Deutsche Bank's Schneider believes another 0.2% annual contraction could be on the cards, but he too sees the prospect of a recovery in due course.
“The hope is that starting from the spring, as the real incomes of families increase above all, inflation continues to fall and perhaps even optimism grows a little, we can get out of this crisis,” he said.
“Private consumption is likely to save us from a significant economic downturn.” In contrast, a more optimistic economist is Stefan Muetze of Helaba, who believes that the combination of a recovery in consumer spending, industrial demand and investment in the green transition could lead to growth above 1% in 2024.
read also Germany, bad news from inflation (also for Europe).
What's about to happen? What happened to the German locomotive? As recalled by Jon Henley in The Guardian, the famous German economic model has noticeably faltered in 2023.
In part, the correspondent suggested, the problems are circumstantial and therefore, hopefully, temporary: a weaker Chinese economy, for example, and the impact of Russia's war against Ukraine.
Demand for goods produced primarily by the German export sector – machinery, cars, tools, chemicals – fluctuates depending on the state of the economy as a whole.
However, the current recession has also highlighted long-term problems affecting Germany's economic efficiency.
Economists have highlighted the country's rapidly aging population, lack of major investment in infrastructure and high corporate tax rates as reasons for concern.

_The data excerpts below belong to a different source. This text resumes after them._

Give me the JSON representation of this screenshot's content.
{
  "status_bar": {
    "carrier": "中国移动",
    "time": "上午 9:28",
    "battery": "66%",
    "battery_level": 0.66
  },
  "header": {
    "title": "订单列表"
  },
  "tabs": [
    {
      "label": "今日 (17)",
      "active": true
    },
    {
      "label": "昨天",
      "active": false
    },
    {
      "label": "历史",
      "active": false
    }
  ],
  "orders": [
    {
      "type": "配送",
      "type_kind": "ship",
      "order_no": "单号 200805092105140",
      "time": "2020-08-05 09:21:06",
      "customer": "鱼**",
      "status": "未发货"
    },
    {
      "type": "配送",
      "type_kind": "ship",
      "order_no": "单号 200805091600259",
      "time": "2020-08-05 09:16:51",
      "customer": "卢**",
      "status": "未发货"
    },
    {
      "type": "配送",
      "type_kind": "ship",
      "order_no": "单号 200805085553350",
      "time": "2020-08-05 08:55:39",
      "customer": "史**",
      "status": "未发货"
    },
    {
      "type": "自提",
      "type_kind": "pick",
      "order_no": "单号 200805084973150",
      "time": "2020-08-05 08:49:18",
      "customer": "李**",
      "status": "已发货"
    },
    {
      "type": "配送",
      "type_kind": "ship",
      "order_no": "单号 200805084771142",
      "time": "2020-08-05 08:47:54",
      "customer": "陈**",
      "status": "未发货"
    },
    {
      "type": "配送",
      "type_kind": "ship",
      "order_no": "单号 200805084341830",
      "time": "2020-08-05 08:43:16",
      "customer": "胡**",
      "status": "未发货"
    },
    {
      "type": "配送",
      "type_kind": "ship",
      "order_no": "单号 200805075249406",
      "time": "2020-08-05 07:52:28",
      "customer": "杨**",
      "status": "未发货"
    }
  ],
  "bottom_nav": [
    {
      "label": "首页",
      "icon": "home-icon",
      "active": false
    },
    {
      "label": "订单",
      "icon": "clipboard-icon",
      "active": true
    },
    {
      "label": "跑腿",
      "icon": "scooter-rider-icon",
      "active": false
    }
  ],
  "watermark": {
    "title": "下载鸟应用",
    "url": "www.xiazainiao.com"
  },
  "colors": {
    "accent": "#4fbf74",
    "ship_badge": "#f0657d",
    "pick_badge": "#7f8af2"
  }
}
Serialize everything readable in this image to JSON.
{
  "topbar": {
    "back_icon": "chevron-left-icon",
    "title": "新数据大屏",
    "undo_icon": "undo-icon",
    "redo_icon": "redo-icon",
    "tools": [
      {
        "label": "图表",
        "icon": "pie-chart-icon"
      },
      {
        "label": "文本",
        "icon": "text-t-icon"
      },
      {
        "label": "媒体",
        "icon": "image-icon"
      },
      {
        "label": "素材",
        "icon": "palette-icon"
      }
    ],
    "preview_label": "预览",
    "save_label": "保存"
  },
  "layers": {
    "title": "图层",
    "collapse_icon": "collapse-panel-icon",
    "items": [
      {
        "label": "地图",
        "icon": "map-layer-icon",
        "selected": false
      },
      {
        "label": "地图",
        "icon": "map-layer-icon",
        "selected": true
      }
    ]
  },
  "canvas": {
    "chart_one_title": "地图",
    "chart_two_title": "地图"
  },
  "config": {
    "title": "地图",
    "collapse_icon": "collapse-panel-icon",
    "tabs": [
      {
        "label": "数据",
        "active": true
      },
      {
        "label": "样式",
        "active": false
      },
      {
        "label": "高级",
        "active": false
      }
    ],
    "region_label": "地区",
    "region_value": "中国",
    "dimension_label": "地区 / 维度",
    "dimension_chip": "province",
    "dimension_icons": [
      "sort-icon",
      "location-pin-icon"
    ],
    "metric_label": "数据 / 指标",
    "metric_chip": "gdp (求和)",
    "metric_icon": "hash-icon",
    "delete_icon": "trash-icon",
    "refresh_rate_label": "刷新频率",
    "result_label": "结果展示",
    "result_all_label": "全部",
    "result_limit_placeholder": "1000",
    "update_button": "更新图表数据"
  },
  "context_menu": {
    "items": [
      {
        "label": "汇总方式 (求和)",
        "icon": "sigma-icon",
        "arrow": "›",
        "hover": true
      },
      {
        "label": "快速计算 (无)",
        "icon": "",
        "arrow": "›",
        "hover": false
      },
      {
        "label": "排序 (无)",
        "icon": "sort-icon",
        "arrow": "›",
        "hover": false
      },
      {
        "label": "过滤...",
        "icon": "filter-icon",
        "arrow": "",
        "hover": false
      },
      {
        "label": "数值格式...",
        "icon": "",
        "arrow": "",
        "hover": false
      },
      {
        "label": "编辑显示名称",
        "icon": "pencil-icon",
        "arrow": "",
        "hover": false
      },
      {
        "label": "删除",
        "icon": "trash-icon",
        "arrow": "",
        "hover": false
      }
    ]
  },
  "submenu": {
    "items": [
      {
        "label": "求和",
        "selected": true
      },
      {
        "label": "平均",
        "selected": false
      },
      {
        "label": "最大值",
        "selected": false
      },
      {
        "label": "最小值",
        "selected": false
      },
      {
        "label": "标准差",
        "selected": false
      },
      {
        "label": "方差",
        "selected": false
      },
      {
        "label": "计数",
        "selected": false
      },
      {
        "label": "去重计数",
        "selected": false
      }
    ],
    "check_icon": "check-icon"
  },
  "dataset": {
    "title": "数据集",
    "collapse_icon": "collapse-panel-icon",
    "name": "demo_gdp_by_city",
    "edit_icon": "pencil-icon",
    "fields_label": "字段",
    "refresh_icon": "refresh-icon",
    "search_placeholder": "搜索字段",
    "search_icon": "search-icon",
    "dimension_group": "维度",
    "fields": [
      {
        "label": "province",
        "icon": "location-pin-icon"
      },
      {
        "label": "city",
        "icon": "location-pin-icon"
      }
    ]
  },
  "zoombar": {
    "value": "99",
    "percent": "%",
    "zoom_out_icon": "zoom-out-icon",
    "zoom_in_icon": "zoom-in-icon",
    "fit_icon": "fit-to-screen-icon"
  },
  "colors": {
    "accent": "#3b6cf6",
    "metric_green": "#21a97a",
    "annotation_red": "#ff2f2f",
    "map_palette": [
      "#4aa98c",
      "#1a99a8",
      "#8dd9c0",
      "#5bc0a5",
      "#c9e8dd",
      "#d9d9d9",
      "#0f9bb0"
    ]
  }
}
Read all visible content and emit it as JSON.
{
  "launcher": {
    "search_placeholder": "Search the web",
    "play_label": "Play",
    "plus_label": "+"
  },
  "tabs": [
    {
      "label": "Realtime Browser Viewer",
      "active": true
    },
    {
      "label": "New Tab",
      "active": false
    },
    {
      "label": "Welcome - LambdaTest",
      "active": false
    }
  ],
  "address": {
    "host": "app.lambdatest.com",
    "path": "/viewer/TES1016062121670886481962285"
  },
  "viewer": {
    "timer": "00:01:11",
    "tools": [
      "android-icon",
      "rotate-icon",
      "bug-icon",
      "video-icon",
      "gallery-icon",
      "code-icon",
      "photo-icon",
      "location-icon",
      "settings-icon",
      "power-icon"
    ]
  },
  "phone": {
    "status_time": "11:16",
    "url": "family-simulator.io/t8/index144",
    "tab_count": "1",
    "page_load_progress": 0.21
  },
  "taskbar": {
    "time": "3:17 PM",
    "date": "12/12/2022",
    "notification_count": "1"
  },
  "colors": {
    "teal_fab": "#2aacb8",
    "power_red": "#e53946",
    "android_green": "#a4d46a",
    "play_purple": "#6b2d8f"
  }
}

Longer-term threats include Chinese competition in the electric car market and the cost of reaching net zero in emissions, highest in Germany due to its huge energy-intensive industrial base and rejection of nuclear power.
read also Germany's economy is a bomb ready to explode And at a time when China's BYD Co.
has even surpassed Tesla as the world's largest producer of electric vehicles, the German VDA automotive lobby has declared that car production is last year it was still 12% below the 2019 level.
The head of the German digital industries association, Bitkom, called the country a “failed state” in terms of digital government services.
Building permits, operating licenses and company registrations all take much longer to process than the EU average.
All of this has a structural impact on productivity, as does an administration often criticized as overly slow, overly legalistic, unnecessarily cautious and in need of far-reaching reforms.
It should also be remembered that the Government suffered a further blow at the end of last year, when the Constitutional Court ruled that its budget for 2024 violated the fiscal rules enshrined in the constitution, triggering a multi-billion dollar budget crisis.
The decision meant Scholz's cabinet was unable to divert 60 billion euros of loans remaining from his pandemic emergency fund into a climate and transformation fund (KTF) intended to fuel Germany's green transition and to modernize the industry.
Putting together a budget without that money will be difficult, The Guardian's analysis recalled.
The Greens are reluctant to compromise on the environment and social spending, the FDP refuses to eliminate the constitutional debt brake and wants big budget cuts, and the SPD is stuck in the middle.
With these premises, 2024 could still be very complex for Germany.